How strong is the public evidence?

Public evidence strength for Claude Code, Codex, Hermes, Amp, and Pi.
Confidence in the public evidence available for each harness and metric.

I graded the evidence separately from the capability score:

  • E0: unknown
  • E1: asserted
  • E2: documented
  • E3: inspectable or reproduced
  • E4: demonstrated in a controlled comparison

No harness receives E4. Codex, Pi, and Hermes expose substantial source code. Claude Code documents its mechanisms well, but its core is proprietary. Amp’s strongest public evidence is first-party documentation and product announcements.

High evidence does not mean high capability. Pi’s low stock-subagent score is high-confidence precisely because its own documentation says the feature is not built in.

What I would choose for different kinds of work

There is no single correct harness. The practical question is: which missing control-plane pieces are you prepared to build and maintain?

  • Choose Claude Code when workflow-as-code, large inspected fan-out, blocking verifier hooks, and deep observability matter most. Enable fail-closed sandboxing and managed permission rules.
  • Choose Codex when default containment, an open reusable core, granular policy, typed execution state, and app-level parallel supervision matter most. Treat memory as recall, not policy, and add independent regression gates for long goals.
  • Choose Hermes when persistent learned memory and procedural skills are the priority. Turn on write approvals, isolate the whole process for untrusted inputs, and replace heuristic evolution fitness with task-specific held-out evaluators before automatic promotion.
  • Choose Amp when durable remote threads, mobile or web supervision, specialist agents, and disposable remote machines are the differentiator. Add permission plugins or enterprise policy and prefer Orbs for risky work.
  • Choose Pi when you want a small, auditable, provider-neutral kernel and are willing to own orchestration. Put it in a hard sandbox, then add delegation, permission gates, verifier loops, and memory as explicit extensions.

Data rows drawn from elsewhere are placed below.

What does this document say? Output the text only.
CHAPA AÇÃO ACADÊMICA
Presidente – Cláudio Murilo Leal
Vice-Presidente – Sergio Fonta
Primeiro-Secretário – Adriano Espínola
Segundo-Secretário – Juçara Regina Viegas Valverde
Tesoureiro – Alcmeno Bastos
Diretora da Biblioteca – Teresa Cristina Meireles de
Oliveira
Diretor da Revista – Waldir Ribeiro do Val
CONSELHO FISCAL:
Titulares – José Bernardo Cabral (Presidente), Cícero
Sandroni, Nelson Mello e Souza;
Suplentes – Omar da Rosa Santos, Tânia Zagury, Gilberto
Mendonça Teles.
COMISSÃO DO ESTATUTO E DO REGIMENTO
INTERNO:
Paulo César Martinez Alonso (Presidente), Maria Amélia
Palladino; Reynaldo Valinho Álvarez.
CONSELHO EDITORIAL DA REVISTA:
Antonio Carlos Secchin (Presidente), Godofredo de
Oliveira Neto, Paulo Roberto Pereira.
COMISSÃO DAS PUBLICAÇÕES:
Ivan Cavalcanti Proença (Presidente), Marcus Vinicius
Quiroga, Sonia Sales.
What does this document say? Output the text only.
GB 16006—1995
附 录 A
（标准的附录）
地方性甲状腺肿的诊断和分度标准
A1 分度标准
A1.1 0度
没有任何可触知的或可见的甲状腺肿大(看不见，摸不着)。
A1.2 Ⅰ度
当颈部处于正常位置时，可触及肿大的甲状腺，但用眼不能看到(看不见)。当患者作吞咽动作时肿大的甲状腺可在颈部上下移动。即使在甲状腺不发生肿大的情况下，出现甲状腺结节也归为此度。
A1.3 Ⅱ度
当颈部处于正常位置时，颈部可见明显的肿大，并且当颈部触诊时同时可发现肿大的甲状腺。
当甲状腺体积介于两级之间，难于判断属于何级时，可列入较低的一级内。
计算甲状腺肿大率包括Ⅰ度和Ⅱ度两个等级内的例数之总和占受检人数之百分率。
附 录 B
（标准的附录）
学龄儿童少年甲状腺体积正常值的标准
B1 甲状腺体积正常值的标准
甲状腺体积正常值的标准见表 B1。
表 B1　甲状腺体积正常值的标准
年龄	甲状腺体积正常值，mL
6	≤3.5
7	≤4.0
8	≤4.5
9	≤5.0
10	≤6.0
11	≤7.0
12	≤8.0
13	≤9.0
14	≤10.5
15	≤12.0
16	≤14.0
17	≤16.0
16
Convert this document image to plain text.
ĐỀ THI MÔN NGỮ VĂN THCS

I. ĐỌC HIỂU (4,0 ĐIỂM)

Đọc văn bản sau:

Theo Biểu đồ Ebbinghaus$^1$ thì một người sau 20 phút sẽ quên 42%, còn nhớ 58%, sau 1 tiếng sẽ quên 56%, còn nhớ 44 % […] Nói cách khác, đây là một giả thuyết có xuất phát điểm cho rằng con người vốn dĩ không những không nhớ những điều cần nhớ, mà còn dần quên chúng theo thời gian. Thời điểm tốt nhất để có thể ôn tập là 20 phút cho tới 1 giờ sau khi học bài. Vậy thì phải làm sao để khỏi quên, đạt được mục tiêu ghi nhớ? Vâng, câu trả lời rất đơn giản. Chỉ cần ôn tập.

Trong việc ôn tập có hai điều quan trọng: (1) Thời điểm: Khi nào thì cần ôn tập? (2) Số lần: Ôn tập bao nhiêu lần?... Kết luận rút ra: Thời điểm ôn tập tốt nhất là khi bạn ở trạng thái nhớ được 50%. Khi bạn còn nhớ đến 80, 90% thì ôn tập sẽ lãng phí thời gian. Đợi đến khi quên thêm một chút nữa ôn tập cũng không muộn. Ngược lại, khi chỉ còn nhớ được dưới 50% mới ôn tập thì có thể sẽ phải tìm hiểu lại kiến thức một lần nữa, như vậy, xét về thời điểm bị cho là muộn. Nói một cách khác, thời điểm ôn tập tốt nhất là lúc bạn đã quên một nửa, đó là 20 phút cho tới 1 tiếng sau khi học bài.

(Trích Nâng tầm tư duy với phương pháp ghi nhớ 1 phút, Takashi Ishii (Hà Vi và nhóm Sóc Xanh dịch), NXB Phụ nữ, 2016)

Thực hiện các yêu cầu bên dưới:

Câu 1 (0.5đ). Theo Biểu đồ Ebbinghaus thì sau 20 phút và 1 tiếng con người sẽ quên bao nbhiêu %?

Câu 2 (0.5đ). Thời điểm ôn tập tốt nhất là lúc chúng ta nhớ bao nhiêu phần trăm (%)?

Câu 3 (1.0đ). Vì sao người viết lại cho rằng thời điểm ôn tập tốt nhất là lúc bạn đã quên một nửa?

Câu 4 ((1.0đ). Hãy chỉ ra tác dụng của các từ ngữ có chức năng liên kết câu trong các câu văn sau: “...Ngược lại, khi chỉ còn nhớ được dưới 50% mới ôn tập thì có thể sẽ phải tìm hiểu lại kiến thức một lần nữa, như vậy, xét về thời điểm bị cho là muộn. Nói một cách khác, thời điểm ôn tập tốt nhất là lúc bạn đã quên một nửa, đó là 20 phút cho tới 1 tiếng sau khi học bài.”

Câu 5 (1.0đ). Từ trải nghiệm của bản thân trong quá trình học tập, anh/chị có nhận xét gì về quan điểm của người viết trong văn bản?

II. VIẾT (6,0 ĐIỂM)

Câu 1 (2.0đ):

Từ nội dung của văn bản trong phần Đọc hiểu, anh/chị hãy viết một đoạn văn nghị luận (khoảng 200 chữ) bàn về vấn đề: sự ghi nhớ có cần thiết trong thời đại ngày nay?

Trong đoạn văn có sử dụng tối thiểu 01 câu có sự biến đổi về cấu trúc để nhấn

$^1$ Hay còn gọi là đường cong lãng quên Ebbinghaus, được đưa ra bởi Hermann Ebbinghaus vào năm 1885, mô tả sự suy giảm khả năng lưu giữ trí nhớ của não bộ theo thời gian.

For an organizational decision, I would not rely on this score alone. I would run a matched trial on real repositories: fixed tasks, fixed time and token budgets, declared permissions, repeated runs, hidden regression tests, and a delayed review of maintainability.

Where this comparison is uncertain

A few limitations matter more than the decimals in the score:

  • Model and harness effects are entangled. These products do not all run the same models.
  • A feature is not a reliability result. Having memory or subagents does not prove accurate recall or good delegation.
  • Self-improvement can reward-hack visible tests or model judges.
  • Long-term repository stewardship is still under-measured.
  • Cloud, desktop, enterprise, and CLI surfaces do not always have the same capabilities.
  • This market moves quickly. Version-lock any serious decision and rerun the comparison.

I also ran a deterministic 10,000-draw sensitivity check that varied the metric weights by 0.5–1.5× before renormalizing them. Claude Code ranked first in about 90% of draws and Codex in about 10%. Hermes, Amp, and Pi stayed third, fourth, and fifth in every draw. Removing verification from the score moved Codex ahead of Claude Code.

That sensitivity test measures the stability of this rubric. It is not a probability that one product will outperform another on your repository.

The real competition is moving up a layer

The most interesting conclusion is not that Claude Code edged Codex by 1.2 points. It is that coding agents are converging on capable tool use while remaining meaningfully different in orchestration, containment, memory, and verification.

The next major gains will not come from a cleverer system prompt alone. They will come from making the work visible: explicit plans, durable artifacts, inspectable delegation, hard permission boundaries, independent evaluators, and evidence that survives the agent’s own confidence.

The model may write the code, but the harness determines whether we can trust the process that produced it. That is the layer worth designing deliberately—and the one I expect will define the next generation of serious AI engineering tools.